Ein massives Problem sieht Küchler in der „hohen Zahl der Widersprüche gegen Entscheidungen“ der Behörde. Sie spricht von „um die 4000 Fälle im Jahr“, und mutmaßt, „da muss ja an irgendeiner Stelle was schief gelaufen sein, etwa bei der Beratung oder Berechnung. Dieses Problem ist schon exorbitant“. „Wir arbeiten an dem Thema Widersprüche bzw. Beschwerden“, erklärt Franz Heuel. Er habe eigens das zuständige Team personell aufgestockt.

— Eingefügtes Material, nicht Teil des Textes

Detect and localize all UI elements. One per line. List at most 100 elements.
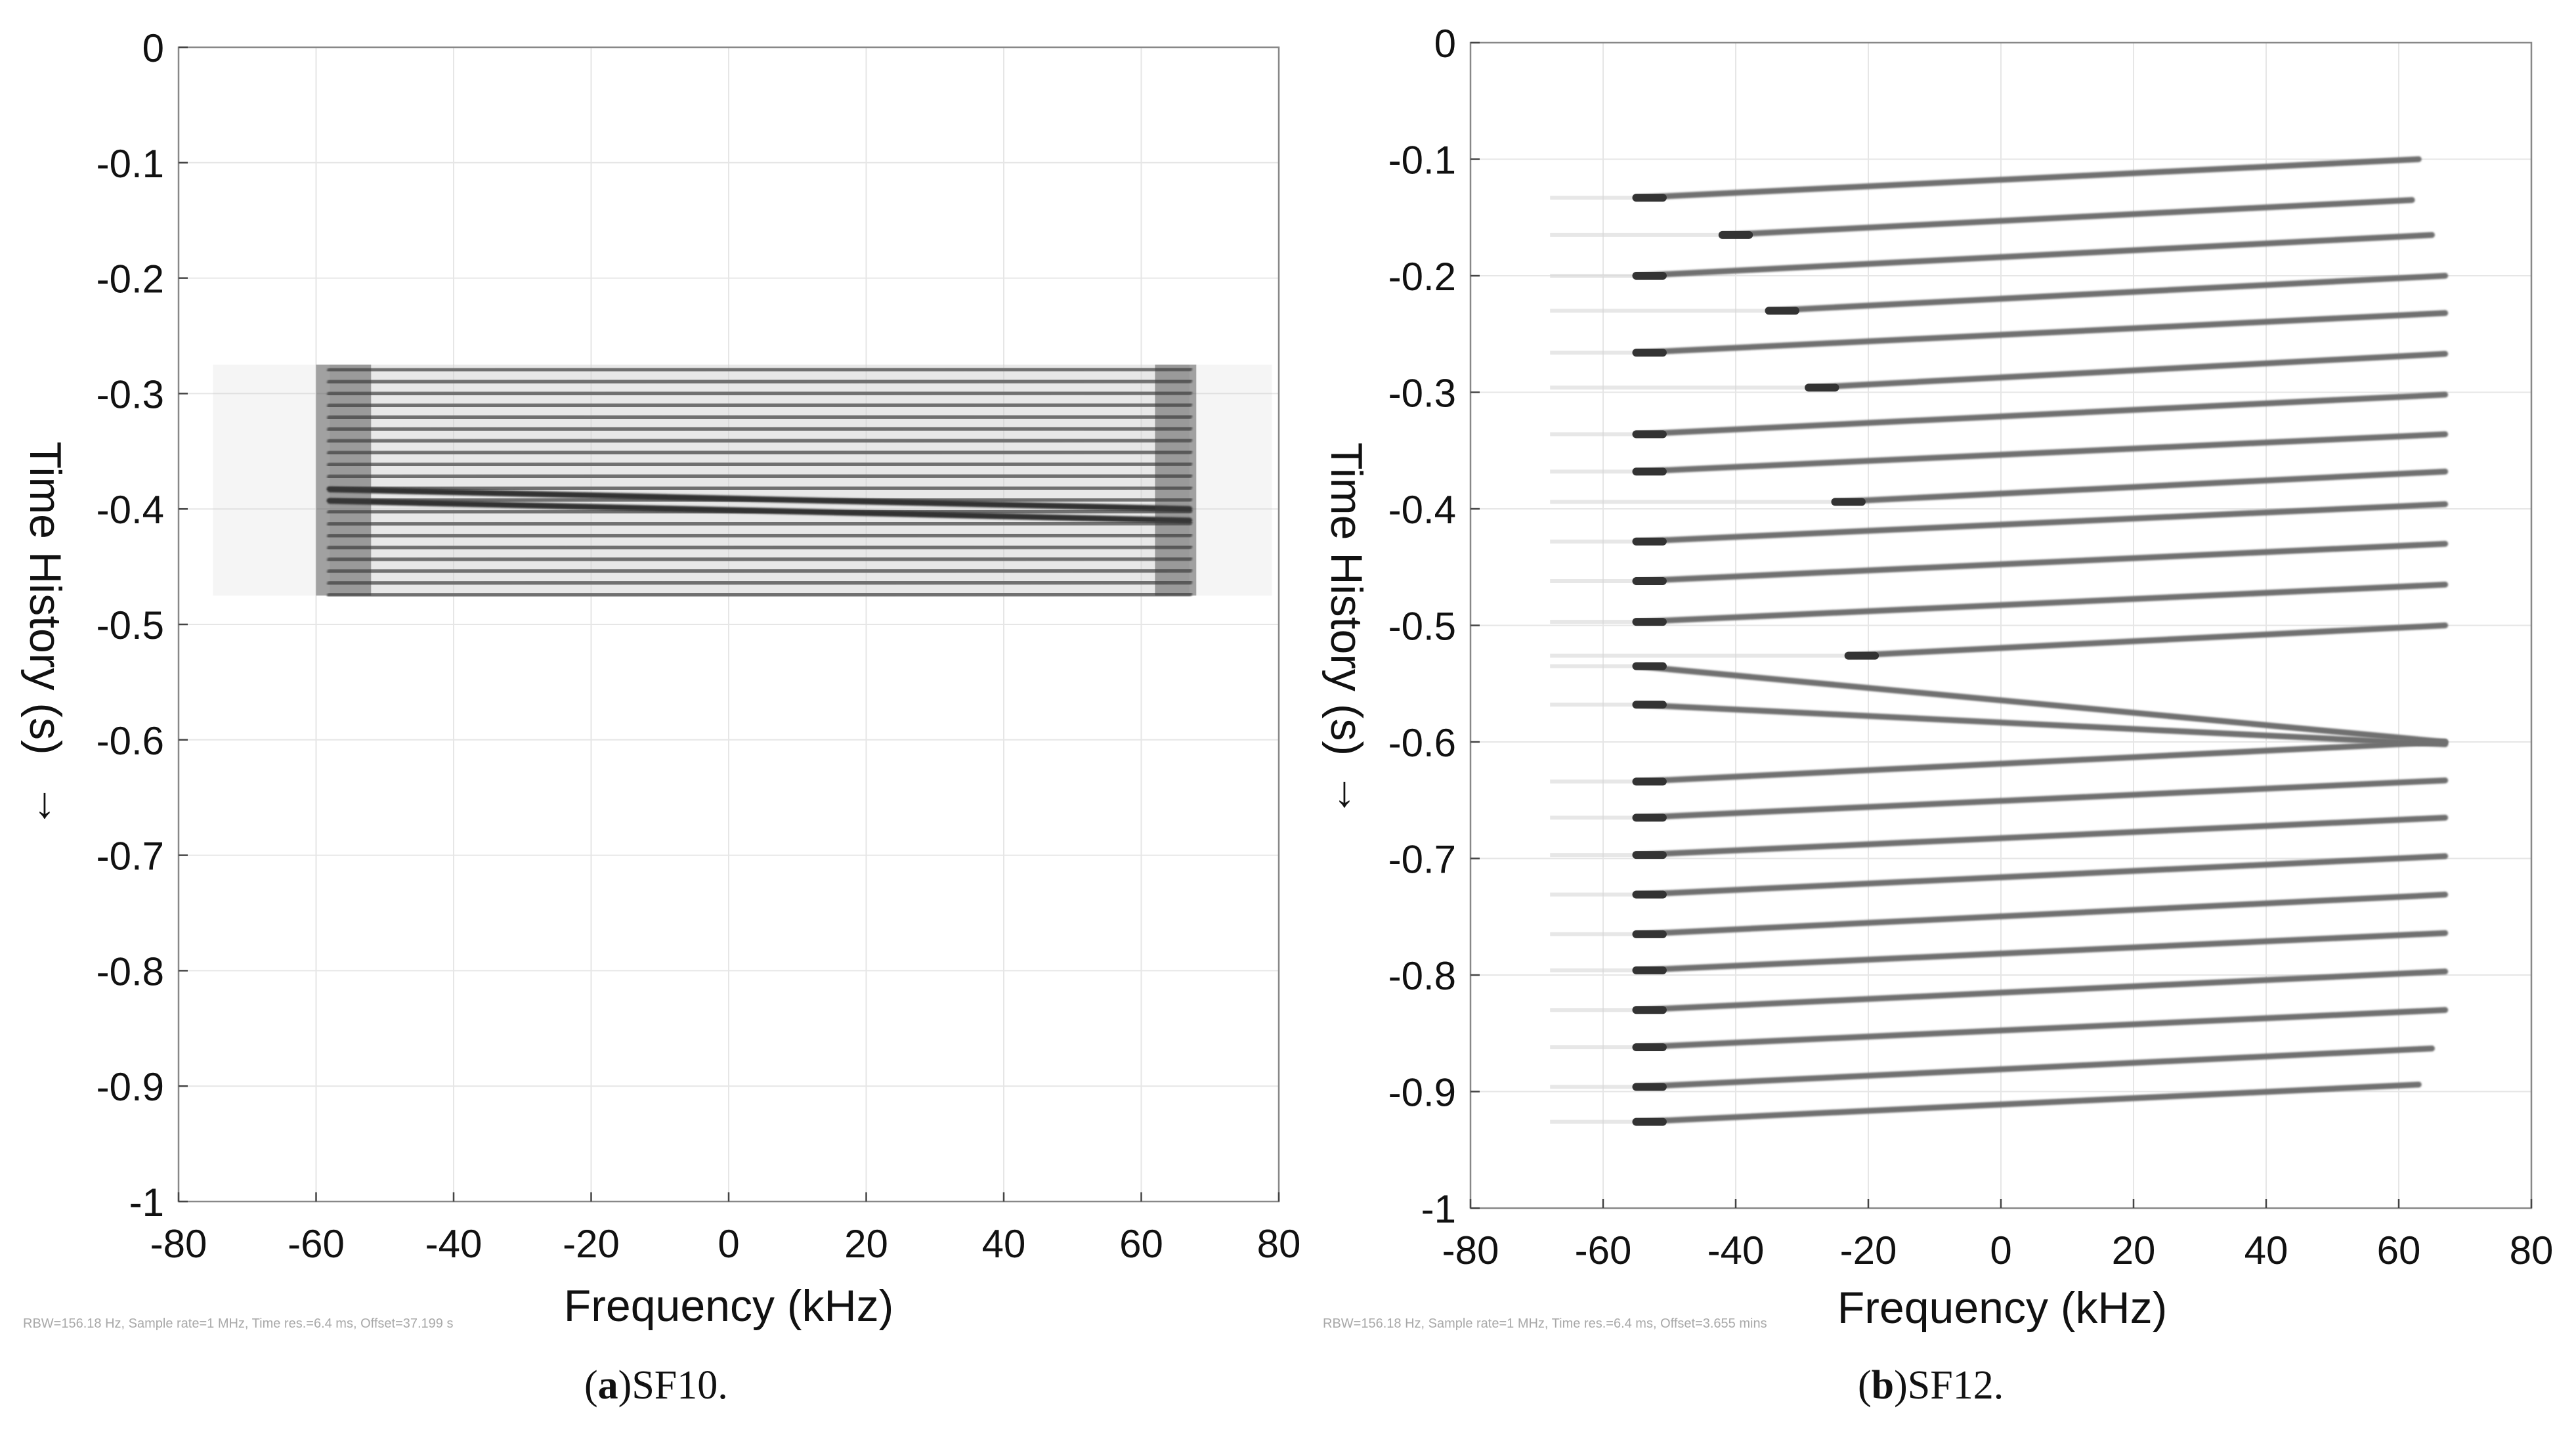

Aktivieren und unterstützen
Das Motto „Fördern und Fordern“ steht für das Konzept des aktivierenden Staates. Das gilt für sozial-, bildungs-, integrations- und arbeitsmarktpolitische Konzepte. Die Klienten, Kunden oder auch Schüler sollen sowohl aktiviert, also gefordert, werden als auch in ihrem Bemühen um Selbstverantwortung und Erfolgsorientierung unterstützt – eben gefördert – werden.
Wer das aus Steuermitteln finanzierte Arbeitslosengeld II erhält, der ist nach dem Gesetz auch dazu verpflichtet sich um eine Arbeit zu bemühen.
500 Mitarbeiter im Team
Der Geschäftsführer findet das Prinzip des „Förderns und Forderns“ in seinem Zweiklang vernünftig , „und dabei vor allem das Fördern“. Zudem seien Sanktionen auch keine Ermessenssache, sondern klar geregelt und festgelegt, habe es ferner noch nie eine Auffälligkeit in einem Team – „ME-aktiv“ hat 500 Mitarbeiter – gegeben, darauf achte man aber auch intern: „Wir drangsalieren nicht, es ist genau anders herum.“
Auf Nachfrage zitiert Franz Heuel außerdem aus einer wissenschaftlichen Untersuchung, der zufolge Sanktionen „durchaus auch wirksam“ seien. Ja, sogar der Großteil der Betroffenen sei der Ansicht, dass Sanktionen sinnvoll und wirkungsvoll seien. Heuel: „Ich fand’s selbst überraschend.“
Betroffene sollen sich Rat einholen
„Sanktionen gehören abgeschafft, das bringt keinen in Arbeit“, fordert Ilona Küchler. Der Großteil seien eh Meldeversäumnisse. „Nicht nur die Kunden haben Pflichten, sondern auch das Amt.“ Jeder einzelne Fall müsse beleuchtet werden, und wenn jemand verunsichert sei, so ihre Empfehlung, sollte er auf jeden Fall Rat einholen und den Vorgang überprüfen lassen.